Reference Signs List 1 tool 101 power 2 tool holder 102 pressure source 3 holding collar 103 preload chamber 4 thrust bearing 104 flow control nozzle 5 radial / thrust bearing 105 check valve 6 air chamber cover 106 air reservoir 7 blade 107 valve 8 dustproof / safety cover 201 Substantially cylindrical air curtain 9 Tool 202 Cutting mist 10 Machine headstock 203
Cutting fluid nozzle 11 Rotation stop 204
Dust suction hose 12 Rotation stop bar 205
Chips and dust 13 Air chamber 206
Air curtain 14 Exhaust hole A
Main shaft rotation shaft 15 nozzle B
Spindle rotation direction 16 Air P
Cutting point 17 Work material

Claims (5)

[Claims] 1. A dry machining method for machining with a cutting tool, wherein the impeller attached to a tool holder, a tool, or the like is used as a power source by using a rotating force of a tool mounting spindle generated by a motor or the like of a machine to be used. Rotated by a power source, forcibly blowing air generated by the blades of the impeller to the cutting point of machining, cutting point, tool,
A dry processing method characterized by cooling a workpiece and removing chips. 2. An air generating / supplying method for performing the cooling method according to claim 1, wherein an impeller is directly attached to a main shaft for rotating a tool, or a separate conductor such as a belt or a gear is used from the main shaft.

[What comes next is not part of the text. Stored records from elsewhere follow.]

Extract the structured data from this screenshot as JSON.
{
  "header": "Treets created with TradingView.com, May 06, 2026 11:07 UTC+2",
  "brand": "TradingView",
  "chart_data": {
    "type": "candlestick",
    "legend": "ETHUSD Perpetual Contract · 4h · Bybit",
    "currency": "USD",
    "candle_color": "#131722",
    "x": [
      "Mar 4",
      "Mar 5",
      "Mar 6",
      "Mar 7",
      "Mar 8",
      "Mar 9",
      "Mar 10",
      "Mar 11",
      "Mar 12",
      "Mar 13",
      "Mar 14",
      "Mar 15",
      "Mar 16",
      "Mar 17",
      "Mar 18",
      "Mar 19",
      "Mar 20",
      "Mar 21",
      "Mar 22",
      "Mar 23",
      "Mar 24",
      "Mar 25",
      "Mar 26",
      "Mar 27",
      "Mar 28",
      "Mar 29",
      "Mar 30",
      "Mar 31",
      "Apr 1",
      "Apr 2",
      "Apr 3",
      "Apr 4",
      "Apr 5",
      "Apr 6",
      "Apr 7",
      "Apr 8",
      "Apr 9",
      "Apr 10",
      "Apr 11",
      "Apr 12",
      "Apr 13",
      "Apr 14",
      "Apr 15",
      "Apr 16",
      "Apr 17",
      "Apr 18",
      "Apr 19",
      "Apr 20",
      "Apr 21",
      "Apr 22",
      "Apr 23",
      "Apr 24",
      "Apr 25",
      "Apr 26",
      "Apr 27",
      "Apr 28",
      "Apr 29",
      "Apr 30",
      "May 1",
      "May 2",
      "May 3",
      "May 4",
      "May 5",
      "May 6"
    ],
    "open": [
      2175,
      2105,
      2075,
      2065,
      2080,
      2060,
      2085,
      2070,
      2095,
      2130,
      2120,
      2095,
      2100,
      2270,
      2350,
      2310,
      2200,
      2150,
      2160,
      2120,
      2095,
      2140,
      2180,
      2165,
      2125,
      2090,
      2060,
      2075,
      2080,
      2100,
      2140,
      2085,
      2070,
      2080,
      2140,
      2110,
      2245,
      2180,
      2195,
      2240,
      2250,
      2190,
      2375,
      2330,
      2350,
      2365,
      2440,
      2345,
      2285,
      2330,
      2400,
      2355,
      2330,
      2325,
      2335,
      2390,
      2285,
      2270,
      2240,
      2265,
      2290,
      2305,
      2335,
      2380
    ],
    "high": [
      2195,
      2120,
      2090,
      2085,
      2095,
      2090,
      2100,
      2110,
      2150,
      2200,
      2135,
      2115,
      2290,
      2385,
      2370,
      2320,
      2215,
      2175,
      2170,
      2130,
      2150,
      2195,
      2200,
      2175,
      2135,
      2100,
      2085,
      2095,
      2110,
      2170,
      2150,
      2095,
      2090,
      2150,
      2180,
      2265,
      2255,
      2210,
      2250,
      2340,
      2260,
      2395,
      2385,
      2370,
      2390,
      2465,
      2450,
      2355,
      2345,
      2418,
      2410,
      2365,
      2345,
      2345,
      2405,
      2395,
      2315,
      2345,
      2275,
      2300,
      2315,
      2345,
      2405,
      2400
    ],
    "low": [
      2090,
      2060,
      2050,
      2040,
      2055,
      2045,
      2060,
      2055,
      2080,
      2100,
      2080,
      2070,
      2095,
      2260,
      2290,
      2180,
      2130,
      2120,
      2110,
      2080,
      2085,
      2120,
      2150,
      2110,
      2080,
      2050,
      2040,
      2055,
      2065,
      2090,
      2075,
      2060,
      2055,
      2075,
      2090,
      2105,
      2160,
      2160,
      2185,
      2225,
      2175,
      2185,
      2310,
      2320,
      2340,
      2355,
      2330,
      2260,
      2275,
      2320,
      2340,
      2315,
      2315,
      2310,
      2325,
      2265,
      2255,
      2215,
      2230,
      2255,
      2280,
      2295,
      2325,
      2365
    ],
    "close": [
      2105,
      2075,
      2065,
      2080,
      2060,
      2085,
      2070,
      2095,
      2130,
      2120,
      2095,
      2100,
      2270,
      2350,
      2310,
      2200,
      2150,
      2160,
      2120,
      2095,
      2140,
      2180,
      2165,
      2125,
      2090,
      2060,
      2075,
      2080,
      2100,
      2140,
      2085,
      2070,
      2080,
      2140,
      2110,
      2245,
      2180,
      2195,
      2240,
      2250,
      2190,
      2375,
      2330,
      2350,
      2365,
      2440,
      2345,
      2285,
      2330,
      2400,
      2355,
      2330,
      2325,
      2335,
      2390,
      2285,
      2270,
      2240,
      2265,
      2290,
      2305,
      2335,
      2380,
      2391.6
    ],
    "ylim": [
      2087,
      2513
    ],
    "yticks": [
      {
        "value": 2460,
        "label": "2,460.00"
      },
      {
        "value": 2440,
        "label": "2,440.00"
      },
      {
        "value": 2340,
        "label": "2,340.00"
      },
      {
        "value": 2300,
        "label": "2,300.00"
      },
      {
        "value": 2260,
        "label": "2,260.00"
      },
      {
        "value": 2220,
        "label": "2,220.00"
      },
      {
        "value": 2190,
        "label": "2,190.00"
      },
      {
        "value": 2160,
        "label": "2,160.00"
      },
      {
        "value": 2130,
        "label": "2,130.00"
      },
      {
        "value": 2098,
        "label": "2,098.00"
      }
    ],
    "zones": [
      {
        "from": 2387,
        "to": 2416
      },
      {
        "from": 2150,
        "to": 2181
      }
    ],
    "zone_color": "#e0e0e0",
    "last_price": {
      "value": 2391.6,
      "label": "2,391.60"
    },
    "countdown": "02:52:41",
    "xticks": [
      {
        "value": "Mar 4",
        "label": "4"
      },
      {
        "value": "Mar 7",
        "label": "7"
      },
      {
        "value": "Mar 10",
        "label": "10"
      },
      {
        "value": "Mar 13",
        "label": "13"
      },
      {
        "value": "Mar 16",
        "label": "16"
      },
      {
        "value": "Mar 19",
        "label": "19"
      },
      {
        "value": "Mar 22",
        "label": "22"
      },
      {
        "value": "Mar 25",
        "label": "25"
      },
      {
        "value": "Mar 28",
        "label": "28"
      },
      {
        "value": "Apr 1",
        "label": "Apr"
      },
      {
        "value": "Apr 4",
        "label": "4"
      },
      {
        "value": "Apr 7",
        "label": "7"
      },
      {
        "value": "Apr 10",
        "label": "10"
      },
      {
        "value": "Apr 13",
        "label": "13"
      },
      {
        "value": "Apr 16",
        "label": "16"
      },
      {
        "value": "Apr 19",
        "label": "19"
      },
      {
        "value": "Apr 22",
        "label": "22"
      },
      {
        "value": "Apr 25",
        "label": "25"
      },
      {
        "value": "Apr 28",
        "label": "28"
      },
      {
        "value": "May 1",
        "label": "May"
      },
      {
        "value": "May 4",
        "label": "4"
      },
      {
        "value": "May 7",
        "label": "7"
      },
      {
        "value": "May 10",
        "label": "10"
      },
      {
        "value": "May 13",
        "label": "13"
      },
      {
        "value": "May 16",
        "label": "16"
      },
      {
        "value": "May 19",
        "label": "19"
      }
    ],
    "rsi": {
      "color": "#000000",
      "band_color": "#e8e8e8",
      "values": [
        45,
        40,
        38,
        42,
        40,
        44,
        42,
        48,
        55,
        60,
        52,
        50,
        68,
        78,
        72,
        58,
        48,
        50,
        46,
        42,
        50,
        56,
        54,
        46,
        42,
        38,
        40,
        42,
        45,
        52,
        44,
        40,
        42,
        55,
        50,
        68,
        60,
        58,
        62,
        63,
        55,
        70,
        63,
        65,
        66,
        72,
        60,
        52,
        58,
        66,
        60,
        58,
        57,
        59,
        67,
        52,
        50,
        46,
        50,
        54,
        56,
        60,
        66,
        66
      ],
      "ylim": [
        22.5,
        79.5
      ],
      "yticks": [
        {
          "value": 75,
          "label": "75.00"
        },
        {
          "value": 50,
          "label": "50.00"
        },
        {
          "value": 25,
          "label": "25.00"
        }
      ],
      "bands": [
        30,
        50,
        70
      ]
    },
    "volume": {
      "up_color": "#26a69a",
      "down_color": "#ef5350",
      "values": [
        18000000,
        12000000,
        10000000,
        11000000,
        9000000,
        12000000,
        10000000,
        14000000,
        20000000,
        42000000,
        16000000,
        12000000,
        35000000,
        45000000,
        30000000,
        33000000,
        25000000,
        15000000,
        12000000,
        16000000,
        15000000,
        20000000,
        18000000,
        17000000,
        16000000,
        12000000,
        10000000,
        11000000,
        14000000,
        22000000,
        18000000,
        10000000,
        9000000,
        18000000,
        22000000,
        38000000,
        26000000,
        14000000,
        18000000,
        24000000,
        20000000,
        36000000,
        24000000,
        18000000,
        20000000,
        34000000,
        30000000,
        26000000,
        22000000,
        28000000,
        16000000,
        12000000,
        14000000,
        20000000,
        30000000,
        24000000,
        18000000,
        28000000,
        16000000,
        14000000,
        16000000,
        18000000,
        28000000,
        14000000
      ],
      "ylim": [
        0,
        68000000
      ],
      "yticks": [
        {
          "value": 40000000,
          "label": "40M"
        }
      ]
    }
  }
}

The rotating power is output to the equipped shaft, the impeller is attached to the approximate shaft, and when rotating synchronously with the main shaft rotation, the air generated by the blade of the impeller is pre-pressed and stored in a separately provided air reservoir, and A self-type air generation and supply method, characterized in that the machine itself can procure the necessary air when using the air. 3. The method according to claim 1, wherein a tool holder for rotating around the same axis by utilizing the rotational force of the main shaft, a blade device attached to the tool for air suction and forced air blowing, and a rotation of the blade. A self-contained air generation and supply device that has a rotation-fixed cover device that has an air chamber for pre-pressurizing air and has an air exhaust hole on the exhaust side. 4. A method for performing semi-dry processing using a self-type air generating / supplying device according to claim 3, wherein an air exhaust hole is provided in a circular shape and a substantially cylindrical shape is formed around a rotating tool outer portion. The air curtain is generated toward the cutting point, and a cooling medium for improving cooling efficiency is supplied from outside to the inside of the suction unit or the cover device of the blade device, or to the inside of the substantially cylindrical air curtain, and the cooling medium is cut to the cutting point. Semi-dry machining method, characterized in that the cutting point is cooled efficiently by applying to the surface. 5. The method according to claim 1, wherein the air obtained by the method according to claim 1 or the apparatus according to claim 3 is arbitrarily used in order to prevent chips, dust and the like generated by the cutting process from scattering to the outside. A method of preventing chips and dust from being scattered by a self-type air, which exhausts around the rotating tool from the discharge holes arranged in the shape of a circle and forms a roughly shaped air curtain around the tool on the machine and performs cutting.